Taken together, the various points of gridlock and conflict signal a fundamental breakdown in the federal budgeting process, speakers said at one Forum panel. All of the speakers were long-time budget and R&D insiders; all have been accustomed to working with Republican and Democrats in the give-and-take of policymaking. The challenges are not new, they said, but the level of dysfunction is greater than at any time in memory.

“The budget is broken,” said economist Alice Rivlin, former director of the Congressional Budget Office and, under President Bill Clinton, director of the Office of Management and Budget.

“The budget process clearly doesn’t work,” added MacGuineas, president of the non-partisan Committee for a Responsible Federal Budget. “The amount of instability it adds—nobody knows what to expect. If you run an agency or a department or depend on the federal government [for funding], you can’t have any sense of how to plan because you don’t know what your appropriation is going to be.”

The main challenge, panelists said, is clear: Address the cost of entitlements—especially Social Security and Medicare. It is “a perfectly ordinary problem,” said Rivlin. “We have... a very large generation of people—we’ve known about them for 65 years—who are retiring and claiming benefits under programs that both parties have supported for generations. That’s going to cost a lot. We don’t have enough revenues to pay for it. We’ve got to decide what to do.”

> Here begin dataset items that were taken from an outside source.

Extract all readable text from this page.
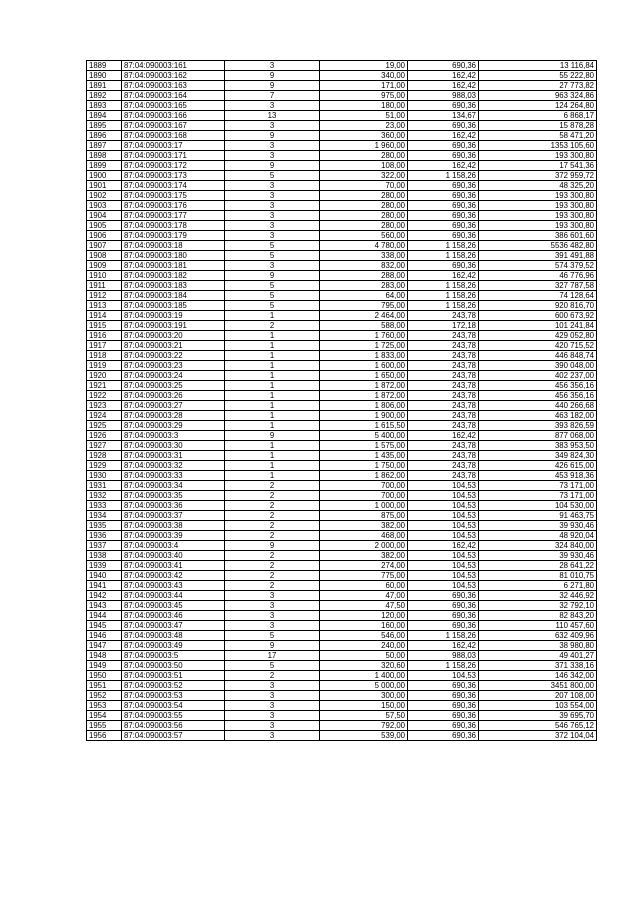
1889	87:04:090003:161	3	19,00	690,36	13 116,84
1890	87:04:090003:162	9	340,00	162,42	55 222,80
1891	87:04:090003:163	9	171,00	162,42	27 773,82
1892	87:04:090003:164	7	975,00	988,03	963 324,86
1893	87:04:090003:165	3	180,00	690,36	124 264,80
1894	87:04:090003:166	13	51,00	134,67	6 868,17
1895	87:04:090003:167	3	23,00	690,36	15 878,28
1896	87:04:090003:168	9	360,00	162,42	58 471,20
1897	87:04:090003:17	3	1 960,00	690,36	1353 105,60
1898	87:04:090003:171	3	280,00	690,36	193 300,80
1899	87:04:090003:172	9	108,00	162,42	17 541,36
1900	87:04:090003:173	5	322,00	1 158,26	372 959,72
1901	87:04:090003:174	3	70,00	690,36	48 325,20
1902	87:04:090003:175	3	280,00	690,36	193 300,80
1903	87:04:090003:176	3	280,00	690,36	193 300,80
1904	87:04:090003:177	3	280,00	690,36	193 300,80
1905	87:04:090003:178	3	280,00	690,36	193 300,80
1906	87:04:090003:179	3	560,00	690,36	386 601,60
1907	87:04:090003:18	5	4 780,00	1 158,26	5536 482,80
1908	87:04:090003:180	5	338,00	1 158,26	391 491,88
1909	87:04:090003:181	3	832,00	690,36	574 379,52
1910	87:04:090003:182	9	288,00	162,42	46 776,96
1911	87:04:090003:183	5	283,00	1 158,26	327 787,58
1912	87:04:090003:184	5	64,00	1 158,26	74 128,64
1913	87:04:090003:185	5	795,00	1 158,26	920 816,70
1914	87:04:090003:19	1	2 464,00	243,78	600 673,92
1915	87:04:090003:191	2	588,00	172,18	101 241,84
1916	87:04:090003:20	1	1 760,00	243,78	429 052,80
1917	87:04:090003:21	1	1 725,00	243,78	420 715,52
1918	87:04:090003:22	1	1 833,00	243,78	446 848,74
1919	87:04:090003:23	1	1 600,00	243,78	390 048,00
1920	87:04:090003:24	1	1 650,00	243,78	402 237,00
1921	87:04:090003:25	1	1 872,00	243,78	456 356,16
1922	87:04:090003:26	1	1 872,00	243,78	456 356,16
1923	87:04:090003:27	1	1 806,00	243,78	440 266,68
1924	87:04:090003:28	1	1 900,00	243,78	463 182,00
1925	87:04:090003:29	1	1 615,50	243,78	393 826,59
1926	87:04:090003:3	9	5 400,00	162,42	877 068,00
1927	87:04:090003:30	1	1 575,00	243,78	383 953,50
1928	87:04:090003:31	1	1 435,00	243,78	349 824,30
1929	87:04:090003:32	1	1 750,00	243,78	426 615,00
1930	87:04:090003:33	1	1 862,00	243,78	453 918,36
1931	87:04:090003:34	2	700,00	104,53	73 171,00
1932	87:04:090003:35	2	700,00	104,53	73 171,00
1933	87:04:090003:36	2	1 000,00	104,53	104 530,00
1934	87:04:090003:37	2	875,00	104,53	91 463,75
1935	87:04:090003:38	2	382,00	104,53	39 930,46
1936	87:04:090003:39	2	468,00	104,53	48 920,04
1937	87:04:090003:4	9	2 000,00	162,42	324 840,00
1938	87:04:090003:40	2	382,00	104,53	39 930,46
1939	87:04:090003:41	2	274,00	104,53	28 641,22
1940	87:04:090003:42	2	775,00	104,53	81 010,75
1941	87:04:090003:43	2	60,00	104,53	6 271,80
1942	87:04:090003:44	3	47,00	690,36	32 446,92
1943	87:04:090003:45	3	47,50	690,36	32 792,10
1944	87:04:090003:46	3	120,00	690,36	82 843,20
1945	87:04:090003:47	3	160,00	690,36	110 457,60
1946	87:04:090003:48	5	546,00	1 158,26	632 409,96
1947	87:04:090003:49	9	240,00	162,42	38 980,80
1948	87:04:090003:5	17	50,00	988,03	49 401,27
1949	87:04:090003:50	5	320,60	1 158,26	371 338,16
1950	87:04:090003:51	2	1 400,00	104,53	146 342,00
1951	87:04:090003:52	3	5 000,00	690,36	3451 800,00
1952	87:04:090003:53	3	300,00	690,36	207 108,00
1953	87:04:090003:54	3	150,00	690,36	103 554,00
1954	87:04:090003:55	3	57,50	690,36	39 695,70
1955	87:04:090003:56	3	792,00	690,36	546 765,12
1956	87:04:090003:57	3	539,00	690,36	372 104,04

Because that challenge has paralyzed government, the problems have been taken up by a series of budget commissions. Rivlin has served on two of them: the Bipartisan Policy Center named her and former U.S. Senator Pete Domenici (R-New Mexico) to chair the 2010 Debt Reduction Task Force, sponsored by the Bipartisan Policy Center. The same year, she was named to Obama’s National Commission on Fiscal Responsibility and Reform, chaired by former U.S. Senator Alan K. Simpson, (R-Wyoming) and former White House Chief of Staff Erskine Bowles.

Both panels came up with bipartisan plans that relied on both reduced spending and increased revenues to control costs.

“At a minimum, in order to stabilize the debt so that it’s not growing faster than the economy, you need to save about $5 trillion over the next 10 years,” said MacGuineas, who served on the Rivlin-Domenici panel. “There’s just not that many ways you can do that—health care costs, aging population costs, and more revenues through fundamental tax reform so it helps the economy grow, or at least doesn’t hinder the economy.”

The idea that the problem can be fixed entirely by cutting spending or purely by raising revenue “is completely misplaced,” she said. “The problem is just too large.”

Scientists and engineers, and their professional organizations, have typically been cautious about engaging in highly partisan political processes. But panel speakers said the current environment warrants their involvement in support of practical solutions—based on both reduced spending and increased revenues—that will help assure the strength of R&D that is important to the nation’s future.

The current election campaign could be an opportunity for such constructive, non-partisan engagement, MacGuineas said. “I still believe it’s a moment where they [voters] would respond really well to people putting it out there. Because everyone knows that something has to change.... It’ll be tough, but I think it’s possible that we could turn the election into that.”